Jesi (Ancona)
Caterpillar licenzia 270 operai
L'ad contestato scappa inseguito

Come era ampiamente prevedibile, lo sblocco dei licenziamenti imposto nel giugno scorso dal governo del banchiere massone Draghi su richiesta del boss di Confindustria Bonomi e con l'avallo dei sindacati confederali, ha dato l'ennesima opportunità ai padroni e alle multinazionali di accrescere ancora di più i profitti a suon di delocalizzazioni, chiusure di interi stabilimenti produttivi e licenziamenti di massa.
È già successo alla Elica di Fabriano, alla GKN di Campi Bisenzio (Firenze), alla Whirlpool di Napoli, alla Embraco di Riva di Chieri (Torino) e in centinaia di piccole, medie e grandi aziende da Nord al Sud del Paese che dalla sera alla mattina, senza alcun preavviso, hanno gettato sul lastrico centinaia di migliaia di lavoratori.
Ed è successo ancora il 10 dicembre alla Caterpillar di Jesi in provincia di Ancona dove, ancora una volta tramite un messaggino, la multinazionale statunitense, ha annunciato la chiusura dello stabilimento e il licenziamento in tronco di tutti i 270 operai nonostante i ricavi e i profitti in costante crescita (1,2 miliardi di euro solo nel 3° trimestre 2021) e nonostante i lauti aumenti dei dividendi che il gruppo paga ai soci da 27 anni. Addirittura nella relazione semestrale di pochi giorni fa i vertici dell'azienda si erano anche vantati degli alti livelli di produttività raggiunti e del fatto di aver dovuto ricorrere nei mesi scorsi a migliaia di ore di straordinari per evadere gli ordini.
“La doccia gelata” sulla testa dei lavoratori è arrivata proprio nel giorno in cui nella sede di Confindustria Ancona era in programma l'incontro tra vertici della Caterpillar di Jesi, leader mondiale nella produzione di cilindri per macchine movimento terra, e i delegati dell’Rsu con all’ordine del giorno gli ottimi risultati dei sei mesi precedenti a livello produttivo, la pianificazione dei sei mesi a venire e addirittura l’imminente trasformazione di 15-20 contratti interinali a tempo indeterminato.

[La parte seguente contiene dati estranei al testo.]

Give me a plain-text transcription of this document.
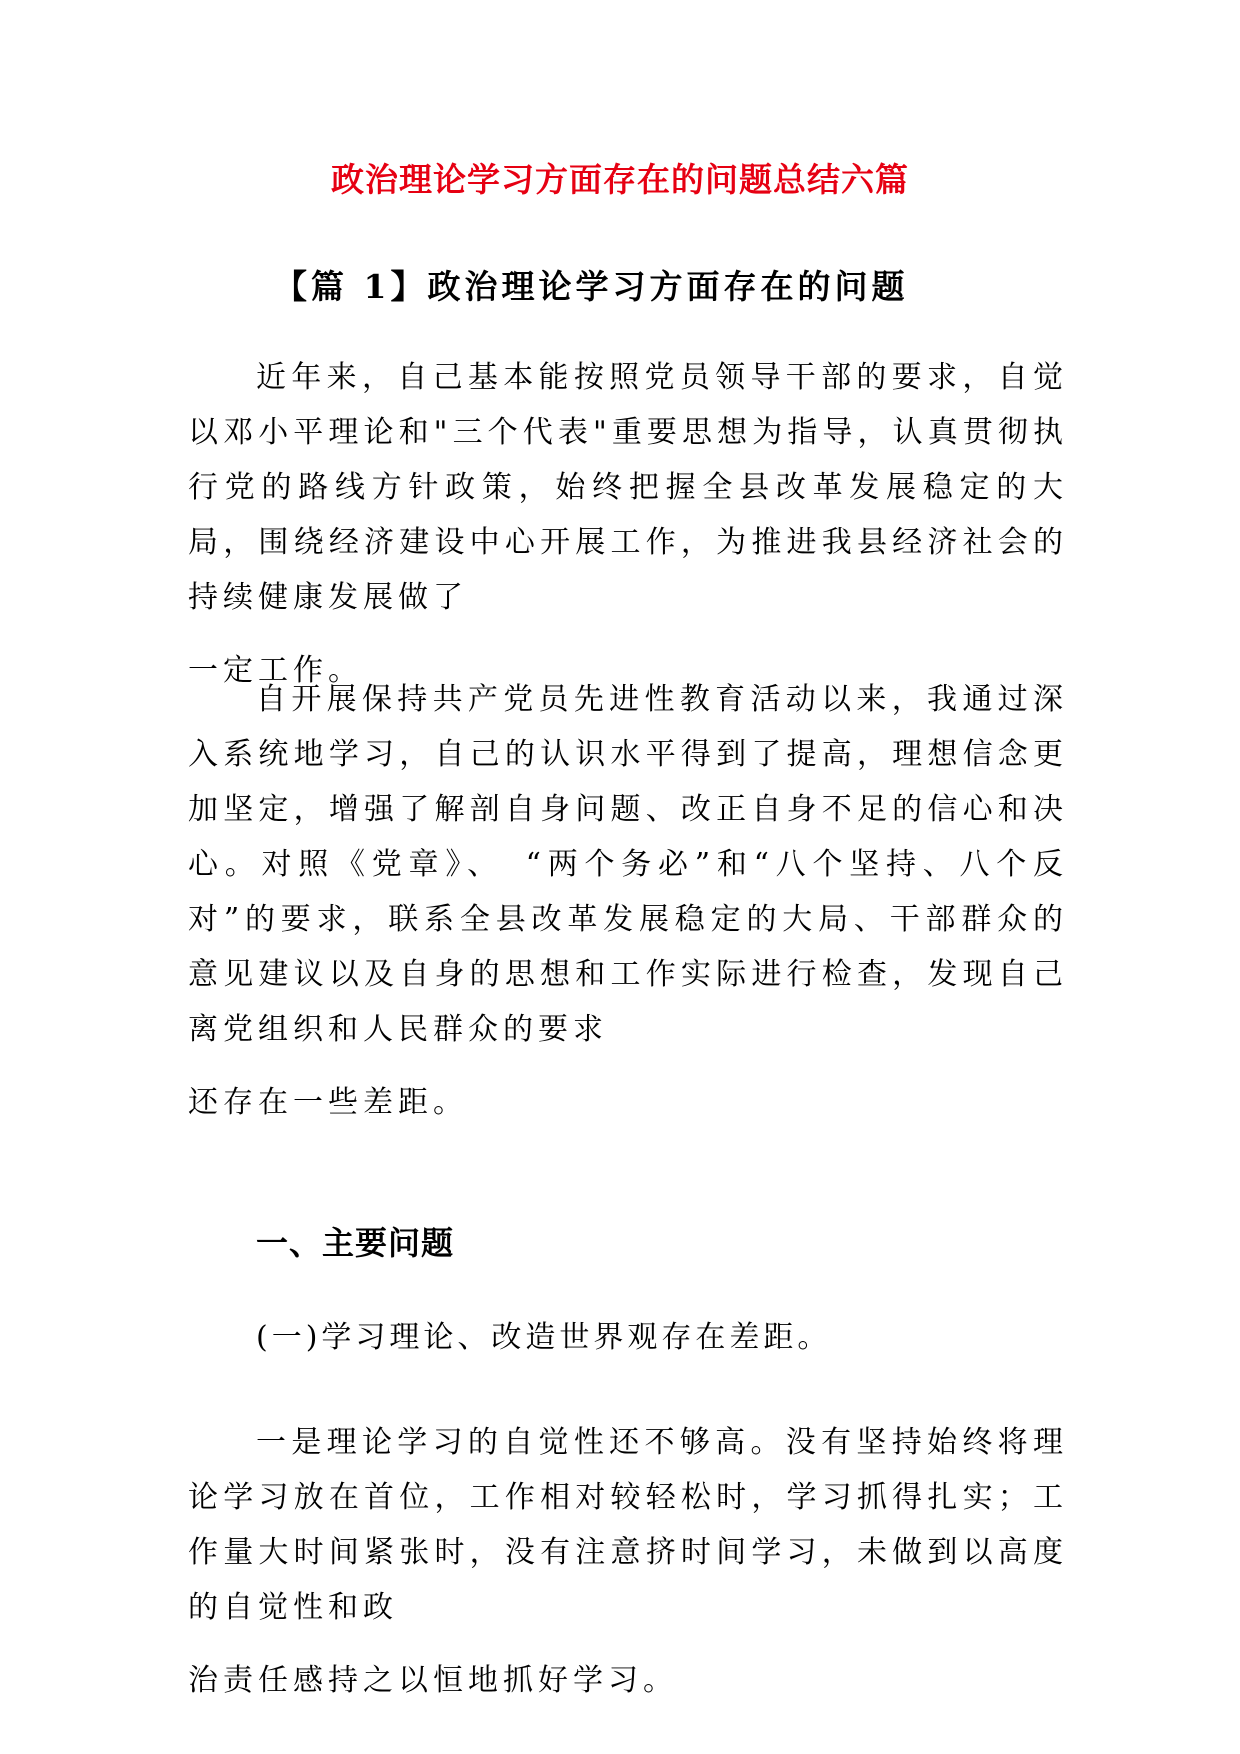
政治理论学习方面存在的问题总结六篇
【篇 1】政治理论学习方面存在的问题

近年来，自己基本能按照党员领导干部的要求，自觉以邓小平理论和"三个代表"重要思想为指导，认真贯彻执行党的路线方针政策，始终把握全县改革发展稳定的大局，围绕经济建设中心开展工作，为推进我县经济社会的持续健康发展做了
一定工作。

自开展保持共产党员先进性教育活动以来，我通过深入系统地学习，自己的认识水平得到了提高，理想信念更加坚定，增强了解剖自身问题、改正自身不足的信心和决心。对照《党章》、　“两个务必”和“八个坚持、八个反对”的要求，联系全县改革发展稳定的大局、干部群众的意见建议以及自身的思想和工作实际进行检查，发现自己离党组织和人民群众的要求
还存在一些差距。

一、主要问题
(一)学习理论、改造世界观存在差距。

一是理论学习的自觉性还不够高。没有坚持始终将理论学习放在首位，工作相对较轻松时，学习抓得扎实；工作量大时间紧张时，没有注意挤时间学习，未做到以高度的自觉性和政
治责任感持之以恒地抓好学习。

All'incontro invece si è presentato solo il nuovo direttore Jean Mathieu Chatain, nominato a novembre, spalleggiato da due guardie del corpo e un avvocato giuslavorista, per annunciare l'avvio della procedura di licenziamento.

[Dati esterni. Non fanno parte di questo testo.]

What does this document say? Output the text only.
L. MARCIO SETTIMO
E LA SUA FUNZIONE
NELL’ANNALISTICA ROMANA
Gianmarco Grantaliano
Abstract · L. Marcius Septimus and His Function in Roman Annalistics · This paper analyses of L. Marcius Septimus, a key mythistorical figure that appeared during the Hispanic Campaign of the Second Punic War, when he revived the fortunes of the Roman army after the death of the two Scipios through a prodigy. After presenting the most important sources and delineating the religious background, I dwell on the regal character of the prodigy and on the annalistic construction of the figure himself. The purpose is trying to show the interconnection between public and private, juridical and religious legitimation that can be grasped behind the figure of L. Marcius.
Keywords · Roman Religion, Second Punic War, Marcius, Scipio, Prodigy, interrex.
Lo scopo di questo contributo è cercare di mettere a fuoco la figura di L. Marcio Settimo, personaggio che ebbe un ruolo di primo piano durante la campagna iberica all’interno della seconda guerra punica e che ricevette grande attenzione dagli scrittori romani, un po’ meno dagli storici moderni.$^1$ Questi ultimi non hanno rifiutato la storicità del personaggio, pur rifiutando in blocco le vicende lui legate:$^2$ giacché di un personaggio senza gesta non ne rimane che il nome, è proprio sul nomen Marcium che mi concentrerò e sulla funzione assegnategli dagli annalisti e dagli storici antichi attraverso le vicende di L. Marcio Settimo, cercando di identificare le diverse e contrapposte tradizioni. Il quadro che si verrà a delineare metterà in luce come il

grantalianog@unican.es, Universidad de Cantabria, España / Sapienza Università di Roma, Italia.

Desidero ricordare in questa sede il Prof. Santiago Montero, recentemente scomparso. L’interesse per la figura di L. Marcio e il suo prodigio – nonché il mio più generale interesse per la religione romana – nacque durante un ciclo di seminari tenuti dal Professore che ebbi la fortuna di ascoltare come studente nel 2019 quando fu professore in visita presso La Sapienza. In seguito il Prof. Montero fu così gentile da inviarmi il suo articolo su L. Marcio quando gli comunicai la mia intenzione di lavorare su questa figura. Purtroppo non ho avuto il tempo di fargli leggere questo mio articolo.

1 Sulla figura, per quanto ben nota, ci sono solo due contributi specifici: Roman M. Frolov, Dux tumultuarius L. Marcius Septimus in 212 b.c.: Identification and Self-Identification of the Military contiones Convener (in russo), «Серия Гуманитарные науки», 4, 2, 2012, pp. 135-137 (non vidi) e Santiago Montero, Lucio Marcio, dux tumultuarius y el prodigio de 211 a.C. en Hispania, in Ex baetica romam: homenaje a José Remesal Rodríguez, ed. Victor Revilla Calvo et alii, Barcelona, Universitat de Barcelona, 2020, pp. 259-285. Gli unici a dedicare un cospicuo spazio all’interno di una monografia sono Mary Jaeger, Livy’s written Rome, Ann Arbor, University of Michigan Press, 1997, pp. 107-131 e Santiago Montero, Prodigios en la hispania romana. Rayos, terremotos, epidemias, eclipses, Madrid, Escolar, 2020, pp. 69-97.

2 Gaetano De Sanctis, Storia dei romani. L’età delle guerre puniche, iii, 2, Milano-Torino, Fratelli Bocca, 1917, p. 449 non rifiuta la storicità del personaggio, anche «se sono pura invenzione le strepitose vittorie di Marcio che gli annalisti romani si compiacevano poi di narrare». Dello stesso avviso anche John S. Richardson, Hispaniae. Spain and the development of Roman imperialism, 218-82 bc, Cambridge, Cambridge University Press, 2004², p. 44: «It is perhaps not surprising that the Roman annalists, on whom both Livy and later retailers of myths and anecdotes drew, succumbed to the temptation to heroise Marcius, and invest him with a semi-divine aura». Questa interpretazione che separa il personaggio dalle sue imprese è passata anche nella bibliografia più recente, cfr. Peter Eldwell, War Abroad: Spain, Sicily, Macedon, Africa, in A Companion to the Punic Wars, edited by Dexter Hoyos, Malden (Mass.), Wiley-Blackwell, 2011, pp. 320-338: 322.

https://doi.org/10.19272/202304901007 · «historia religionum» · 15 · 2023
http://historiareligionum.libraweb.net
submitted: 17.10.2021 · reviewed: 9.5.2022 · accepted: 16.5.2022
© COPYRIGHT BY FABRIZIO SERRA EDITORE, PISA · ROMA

“Con i rappresentanti delle Rsu, attendevamo di parlare di dati della semestrale e di contratto integrativo, addirittura di assunzioni – raccontano i rappresentanti sindacali presenti all’incontro – Non c’era nemmeno il sentore di una chiusura. Ci hanno detto che la qualità c’era, la produzione c’era, gli ordinativi anche. E invece è arrivata la doccia gelata”.
Appresa la notizia, un centinaio di dipendenti hanno subito bloccato la produzione uscendo fuori dallo stabilimento dove li ha raggiunti lo stesso Chatain il quale, megafono alla mano, ha avuto perfino la faccia tosta di fronteggiare gli operai in sciopero dicendosi addirittura “molto dispiaciuto” per quanto accaduto.
Provocati dalle ciniche argomentazioni del direttore che a muso duro ha ribadito che le cause della chiusura sono esclusivamente per “ragioni di mercato... aumento dei costi dell’acciaio e di altre materie prime necessarie alla produzione” gli operai hanno reagito con proteste e lancio di oggetti. “Vergogna, ladri, pagliaccio. Tu guadagni miliardi” gli hanno urlato i lavoratori costringendo Chatain a una precipitosa fuga in automobile, con le guardie private della ditta e la polizia che hanno faticato non poco a evitare un inseguimento fino al casello della vicina autostrada.
Di fronte ai cancelli della fabbrica è stato allestito un presidio di lotta permanente e imminente la convocazione di una manifestazione e corteo unitario di tutti lavoratori entro Natale anche perché, a parte il funereo annuncio dei licenziamenti, non c’è ancora alcuna chiarezza su quelli che sarebbero i piani dell’azienda: delocalizzazione della produzione o, come pare, taglio netto dello stabilimento.
In un comunicato la multinazionale statunitense ha “giustificato” la propria decisione, presa nel corso del consiglio d'amministrazione del 2 dicembre, sostenendo che la produzione di cilindri idraulici per macchine di movimento terra non è più conveniente a Jesi e si è quindi deciso di acquistarli da altri produttori.